Wednesday, April 12, 2017

Tu és o meu único refúgio, ó Bhavâni! (português)


Dadarchi Bhavani (Mumbai)

(Adi Shankârâcharya)

Nem pai, nem família, nem mecenas, nem mãe
Nem criado, marido, nem filho ou filha
Nem esposa, sabedoria, profissão:
Tu és o meu único refúgio, ó Bhavâni.

No oceano infinito da existência,
Temendo o grande mal -- bêbado, caído,
Lascivo, egoísta, amarrado no samsâra:
Tu és o meu único refúgio, ó Bhavâni.

Não conheço meditação, nem caridade,
Desconheço o tantra, desconheço mantra,
Não sei práticas de yoga, nem rituais,
Tu és o meu único refúgio, ó Bhavâni.

Desconheço, ó Mãe, peregrinação, virtude, 
Caminho da libertação, não me concentro,
Desconheço devoção, ou votos sagrados,
Tu és o meu único refúgio, ó Bhavâni.

Pelo mal eu agi, andei, pensei, servi
Destruí a tradição, com conduta infame,
Tive malícia no olhar e falei o mal,
Tu és o meu único refúgio, ó Bhavâni.

Lembrei-me de Brahma, Rama, Shiva e Indra,
E às vezes de  Surya, o Sol, Chandra, a Lua,
Mas não conheço outros deuses senão a Ti:
Tu és o meu único refúgio, ó Bhavâni.

Conflitos, descuido, viagem, desespero,
Entre inimigos, n'água, no fogo, em montanhas
Na floresta, levanto meus olhos a Ti:
Tu és o meu único refúgio, ó Bhavâni.

Indefeso, pobre, na velhice, em doença,
Pálido rosto,  grande miséria, fraqueza,
Eu, demolido, atolado, perdido, sempre...
Tu és o meu único refúgio, ó Bhavâni.

(Versão: Giuliano Morais)

Saturday, April 8, 2017

Ode à Beleza dos Três Mundos (Poema Completo)

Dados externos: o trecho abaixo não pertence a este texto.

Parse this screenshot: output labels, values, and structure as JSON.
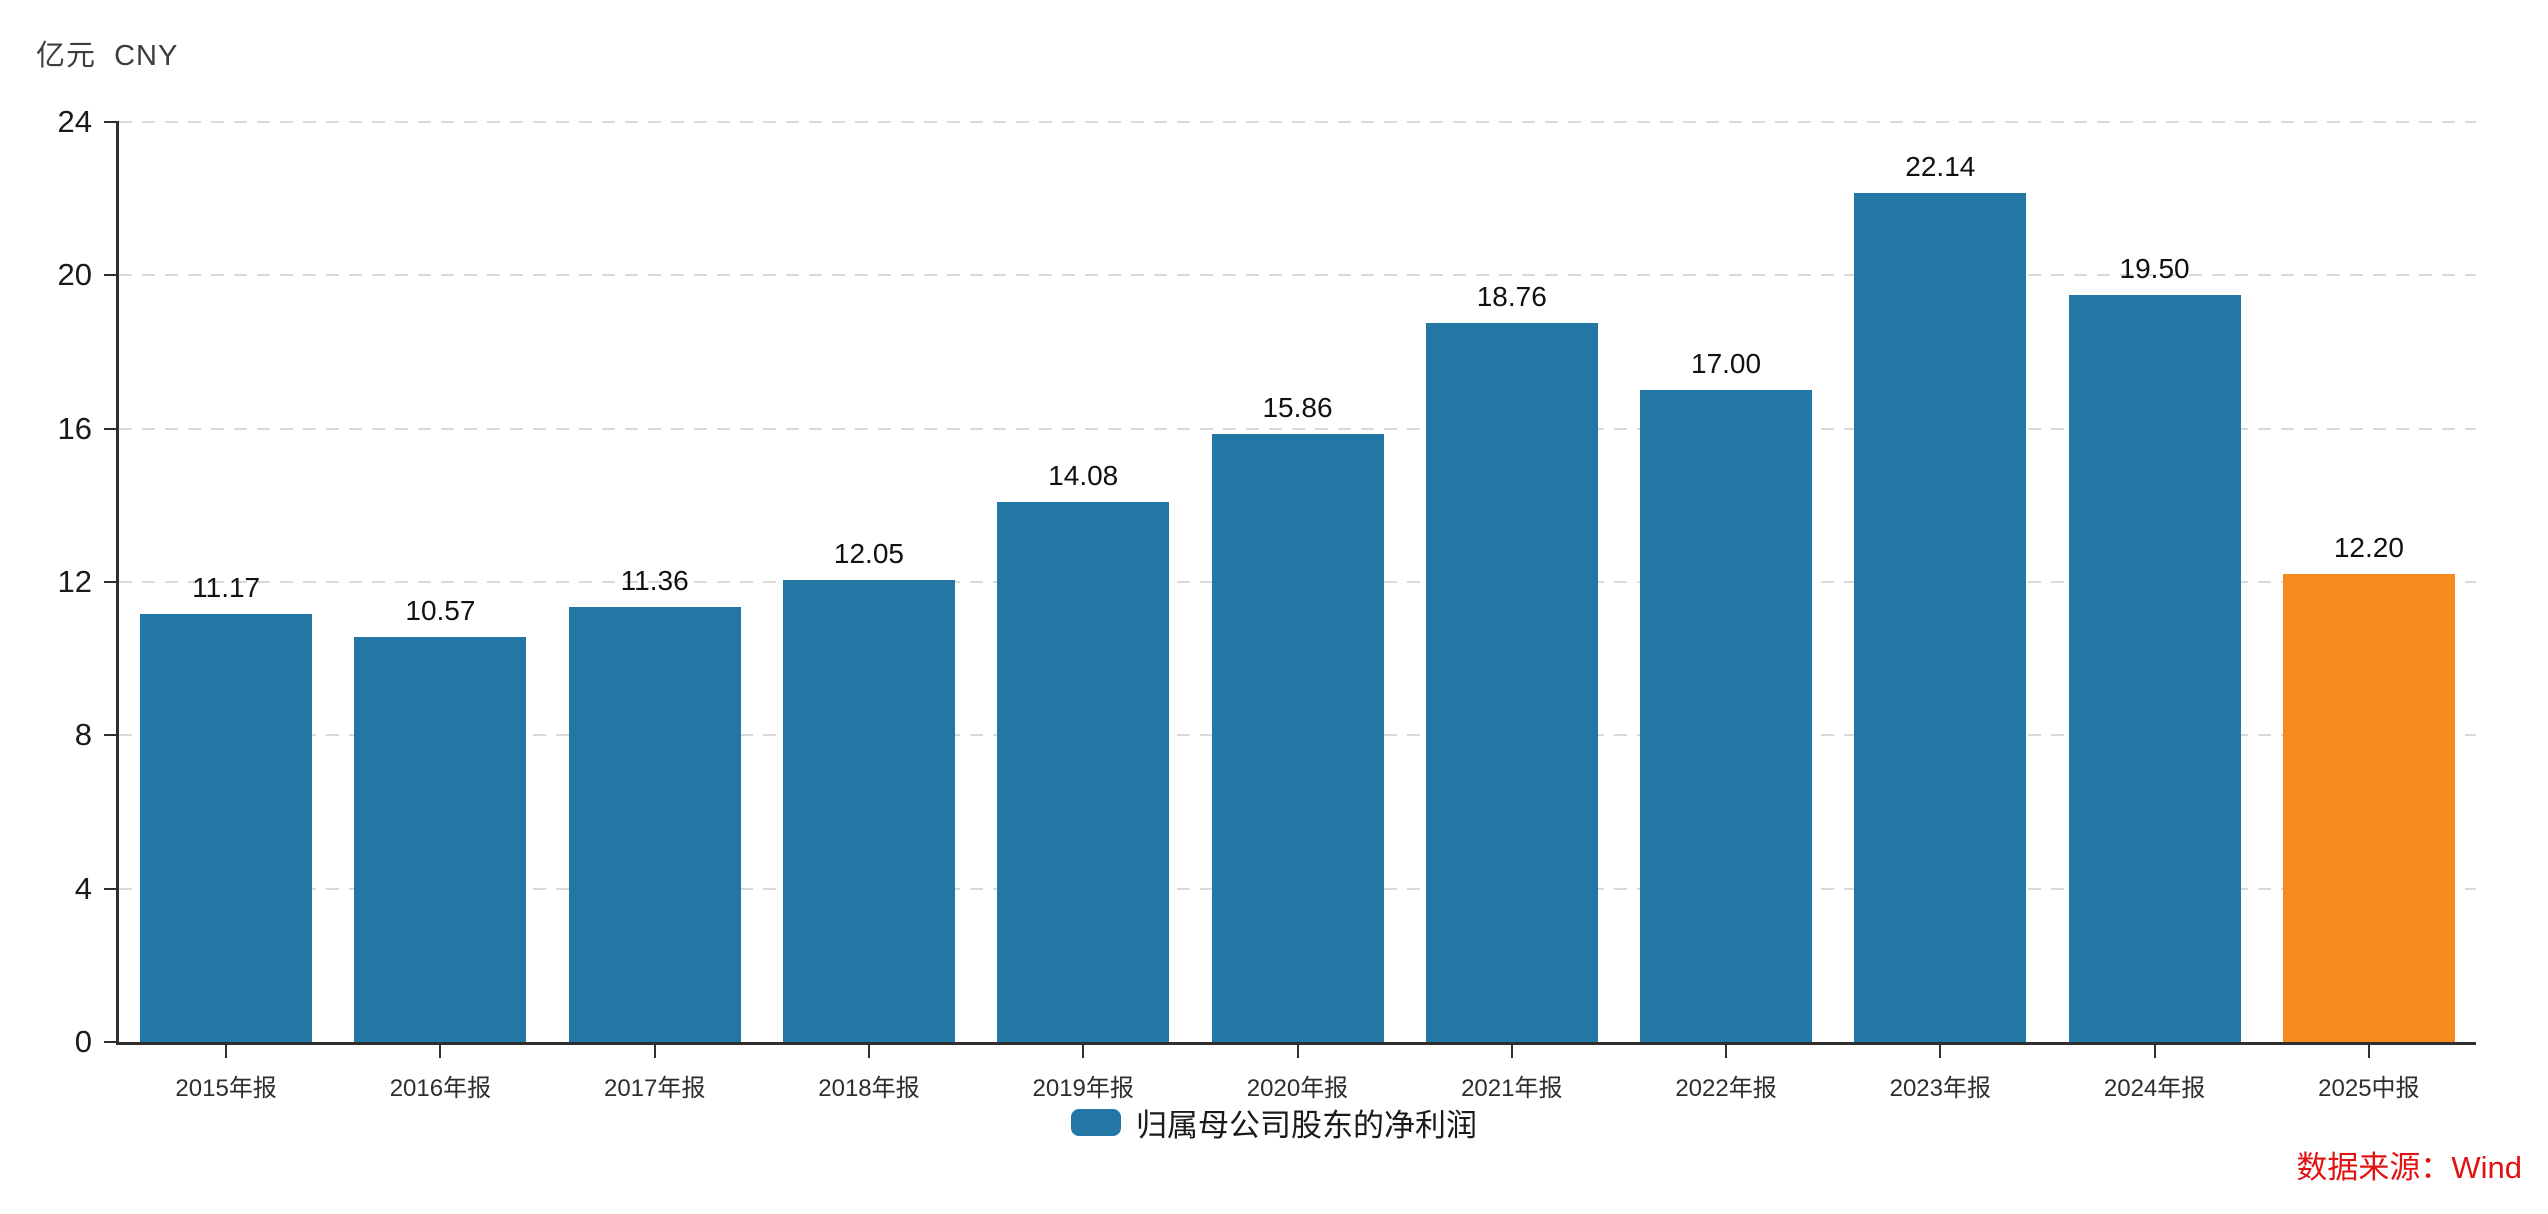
{
  "header": {
    "unit_label": "亿元  CNY"
  },
  "chart_data": {
    "type": "bar",
    "categories": [
      "2015年报",
      "2016年报",
      "2017年报",
      "2018年报",
      "2019年报",
      "2020年报",
      "2021年报",
      "2022年报",
      "2023年报",
      "2024年报",
      "2025中报"
    ],
    "values": [
      11.17,
      10.57,
      11.36,
      12.05,
      14.08,
      15.86,
      18.76,
      17.0,
      22.14,
      19.5,
      12.2
    ],
    "value_labels": [
      "11.17",
      "10.57",
      "11.36",
      "12.05",
      "14.08",
      "15.86",
      "18.76",
      "17.00",
      "22.14",
      "19.50",
      "12.20"
    ],
    "series_name": "归属母公司股东的净利润",
    "ylabel": "亿元 CNY",
    "ylim": [
      0,
      24
    ],
    "yticks": [
      0,
      4,
      8,
      12,
      16,
      20,
      24
    ],
    "grid": "horizontal-dashed",
    "legend_position": "bottom-center",
    "bar_color": "#2277a5",
    "highlight_color": "#f68a1c",
    "highlight_index": 10
  },
  "legend": {
    "label": "归属母公司股东的净利润",
    "swatch_color": "#2277a5"
  },
  "footer": {
    "source_label": "数据来源：Wind",
    "color": "#e01212"
  }
}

Ode à Beleza dos Três Mundos
(Adi Shankarâchârya)

Refugio-me na Beleza dos Três Mundos¹:
Esposa do Supremo Deus, o de Três Olhos²;
Nos bosques da árvore cadamba ³ Ela vaga:
Cumulo-nimbo dos infinitos Munis;
Seus quadris superam as montanhas da terra,
É servida pelas ninfas de ancas largas
Seus dois olhos brilham como pérolas,
Ó Cinza-Escura, que anuncia a chuva.

Refugio-me na Beleza dos Três Mundos:
Esposa do Supremo Deus, o de Três Olhos;
Vagando no bosque das árvores cadamba,
Um alaúde dourado leva conSigo;
Adornada com preciosíssimas joias,
Ao sabor do vinho ⁴ Sua face resplandece;
Concedendo riqueza, estende as mãos:
Seus olhos, brilhantes, apreensivos, se movem.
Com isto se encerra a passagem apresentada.